Vitorioso e com um território a mais à sua fragmentada e pobre Prússia, Frederico não se deu por satisfeito. Embora os austríacos tivessem neutralizado a ganância do rei prussiano cedendo-lhe a Silésia por tratado em 1742, só dois anos mais tarde, em 1744, ainda com a Guerra de Sucessão Austríaca acontecendo, Frederico invadiria a Boêmia, território da Áustria, e marcharia sobre Praga. Contudo, dessa vez não conseguiu êxito, e decidiu encastelar-se na Silésia.
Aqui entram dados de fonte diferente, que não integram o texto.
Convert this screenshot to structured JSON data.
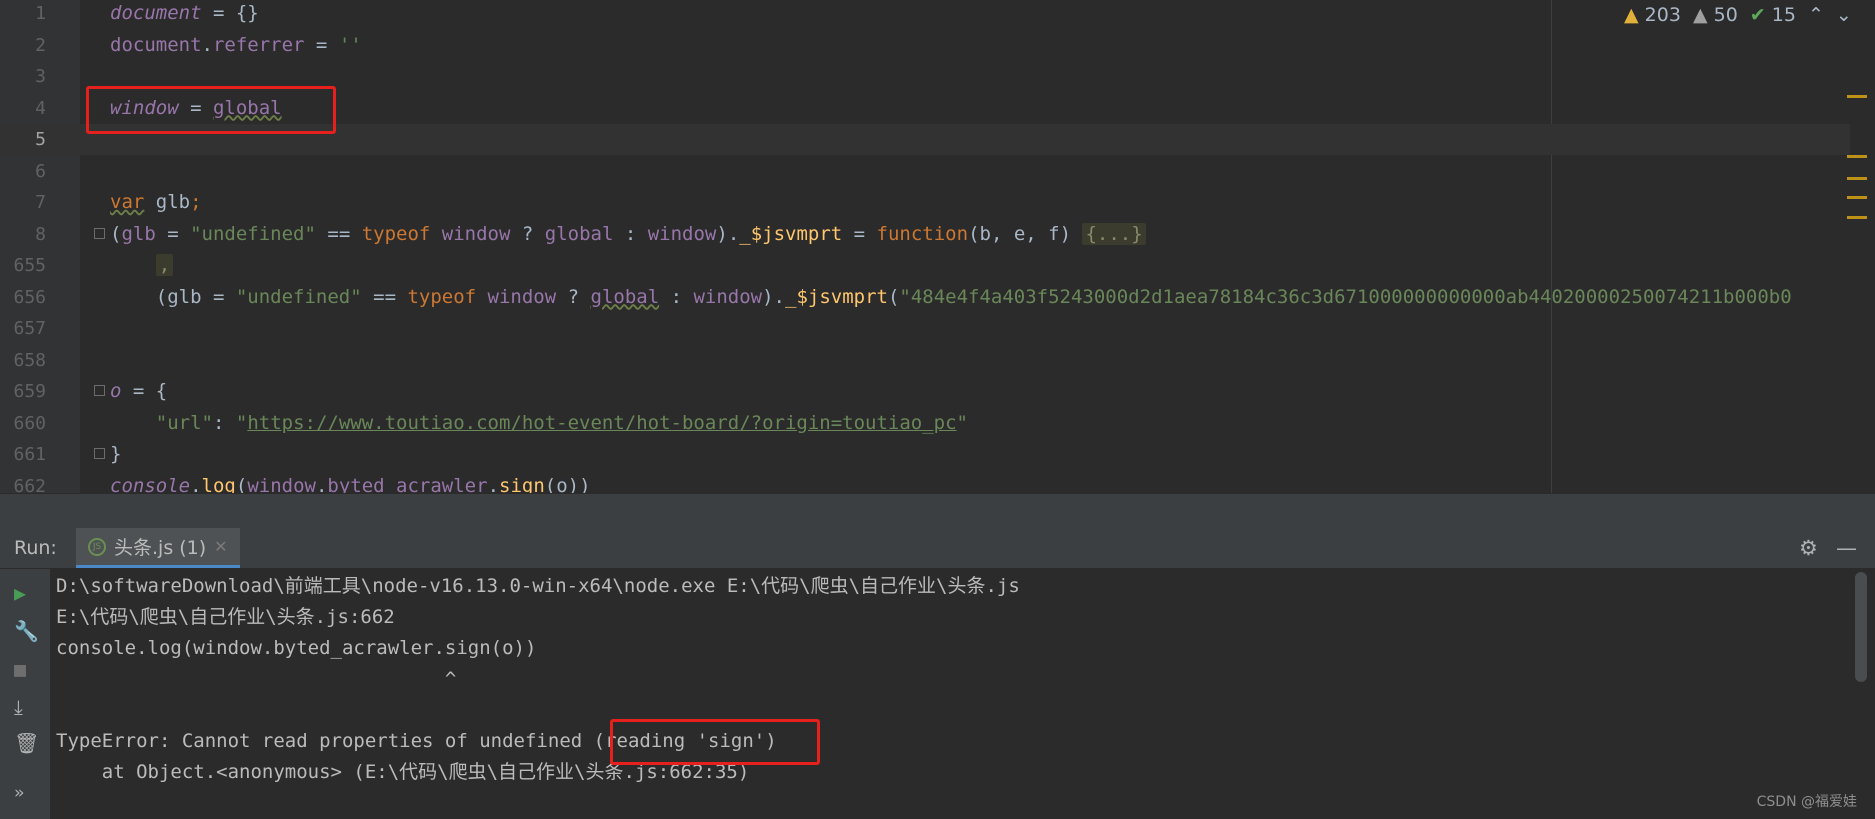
{
  "editor": {
    "lines": [
      {
        "num": "1",
        "segments": [
          {
            "t": "document",
            "c": "pv"
          },
          {
            "t": " = {}",
            "c": "plain"
          }
        ]
      },
      {
        "num": "2",
        "segments": [
          {
            "t": "document",
            "c": "prop"
          },
          {
            "t": ".",
            "c": "plain"
          },
          {
            "t": "referrer",
            "c": "prop"
          },
          {
            "t": " = ",
            "c": "plain"
          },
          {
            "t": "''",
            "c": "str"
          }
        ]
      },
      {
        "num": "3",
        "segments": []
      },
      {
        "num": "4",
        "segments": [
          {
            "t": "window",
            "c": "pv"
          },
          {
            "t": " = ",
            "c": "plain"
          },
          {
            "t": "global",
            "c": "prop wavy"
          }
        ]
      },
      {
        "num": "5",
        "segments": []
      },
      {
        "num": "6",
        "segments": []
      },
      {
        "num": "7",
        "segments": [
          {
            "t": "var",
            "c": "kw wavy"
          },
          {
            "t": " glb",
            "c": "plain"
          },
          {
            "t": ";",
            "c": "kw"
          }
        ]
      },
      {
        "num": "8",
        "segments": [
          {
            "t": "(",
            "c": "plain"
          },
          {
            "t": "glb",
            "c": "prop"
          },
          {
            "t": " = ",
            "c": "plain"
          },
          {
            "t": "\"undefined\"",
            "c": "str"
          },
          {
            "t": " == ",
            "c": "plain"
          },
          {
            "t": "typeof",
            "c": "kw"
          },
          {
            "t": " window",
            "c": "prop"
          },
          {
            "t": " ? ",
            "c": "plain"
          },
          {
            "t": "global",
            "c": "prop"
          },
          {
            "t": " : ",
            "c": "plain"
          },
          {
            "t": "window",
            "c": "prop"
          },
          {
            "t": ").",
            "c": "plain"
          },
          {
            "t": "_$jsvmprt",
            "c": "fn"
          },
          {
            "t": " = ",
            "c": "plain"
          },
          {
            "t": "function",
            "c": "kw"
          },
          {
            "t": "(b, e, f) ",
            "c": "plain"
          },
          {
            "t": "{...}",
            "c": "folded"
          }
        ]
      },
      {
        "num": "655",
        "segments": [
          {
            "t": "    ",
            "c": "plain"
          },
          {
            "t": ",",
            "c": "kw folded"
          }
        ]
      },
      {
        "num": "656",
        "segments": [
          {
            "t": "    (glb = ",
            "c": "plain"
          },
          {
            "t": "\"undefined\"",
            "c": "str"
          },
          {
            "t": " == ",
            "c": "plain"
          },
          {
            "t": "typeof",
            "c": "kw"
          },
          {
            "t": " window",
            "c": "prop"
          },
          {
            "t": " ? ",
            "c": "plain"
          },
          {
            "t": "global",
            "c": "prop wavy"
          },
          {
            "t": " : ",
            "c": "plain"
          },
          {
            "t": "window",
            "c": "prop"
          },
          {
            "t": ").",
            "c": "plain"
          },
          {
            "t": "_$jsvmprt",
            "c": "fn"
          },
          {
            "t": "(",
            "c": "plain"
          },
          {
            "t": "\"484e4f4a403f5243000d2d1aea78184c36c3d671000000000000ab44020000250074211b000b0",
            "c": "str"
          }
        ]
      },
      {
        "num": "657",
        "segments": []
      },
      {
        "num": "658",
        "segments": []
      },
      {
        "num": "659",
        "segments": [
          {
            "t": "o",
            "c": "pv"
          },
          {
            "t": " = {",
            "c": "plain"
          }
        ]
      },
      {
        "num": "660",
        "segments": [
          {
            "t": "    ",
            "c": "plain"
          },
          {
            "t": "\"url\"",
            "c": "str"
          },
          {
            "t": ": ",
            "c": "plain"
          },
          {
            "t": "\"",
            "c": "str"
          },
          {
            "t": "https://www.toutiao.com/hot-event/hot-board/?origin=toutiao_pc",
            "c": "link"
          },
          {
            "t": "\"",
            "c": "str"
          }
        ]
      },
      {
        "num": "661",
        "segments": [
          {
            "t": "}",
            "c": "plain"
          }
        ]
      },
      {
        "num": "662",
        "segments": [
          {
            "t": "console",
            "c": "pv"
          },
          {
            "t": ".",
            "c": "plain"
          },
          {
            "t": "log",
            "c": "fn"
          },
          {
            "t": "(",
            "c": "plain"
          },
          {
            "t": "window",
            "c": "prop"
          },
          {
            "t": ".",
            "c": "plain"
          },
          {
            "t": "byted_acrawler",
            "c": "prop"
          },
          {
            "t": ".",
            "c": "plain"
          },
          {
            "t": "sign",
            "c": "fn"
          },
          {
            "t": "(o))",
            "c": "plain"
          }
        ]
      }
    ],
    "inspections": {
      "warnings": "203",
      "weak_warnings": "50",
      "typos": "15"
    }
  },
  "run_panel": {
    "label": "Run:",
    "tab_label": "头条.js (1)",
    "tab_icon": "js-file-icon",
    "output": [
      "D:\\softwareDownload\\前端工具\\node-v16.13.0-win-x64\\node.exe E:\\代码\\爬虫\\自己作业\\头条.js",
      "E:\\代码\\爬虫\\自己作业\\头条.js:662",
      "console.log(window.byted_acrawler.sign(o))",
      "                                  ^",
      "",
      "TypeError: Cannot read properties of undefined (reading 'sign')",
      "    at Object.<anonymous> (E:\\代码\\爬虫\\自己作业\\头条.js:662:35)"
    ]
  },
  "watermark": "CSDN @福爱娃",
  "colors": {
    "highlight_box": "#e5201d",
    "keyword": "#cc7832",
    "string": "#6a8759",
    "property": "#9876aa",
    "function": "#ffc66d"
  }
}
Feita as pazes com os austríacos novamente, em 1745, após a vitória decisiva na Batalha de Hohenfriedberg, e terminada a guerra que ele iniciara, Frederico se retirou para Berlim, onde promoveu uma rápida ascensão de seu país, agora com um território maior e muito mais gente para participar de suas fileiras e para trabalhar nos quase vazios campos de Brandemburgo. Começa também a construir uma obra-prima da arquitetura fredericana: o Palácio de Sanssouci, em Potsdam. Mas Maria Teresa, a Imperatriz do Sacro-Império (e também da Áustria), a arquitetava alianças em busca de vingança contra Frederico, a quem ela nunca chamava pelo nome, tratando-o por “aquele homem mau“.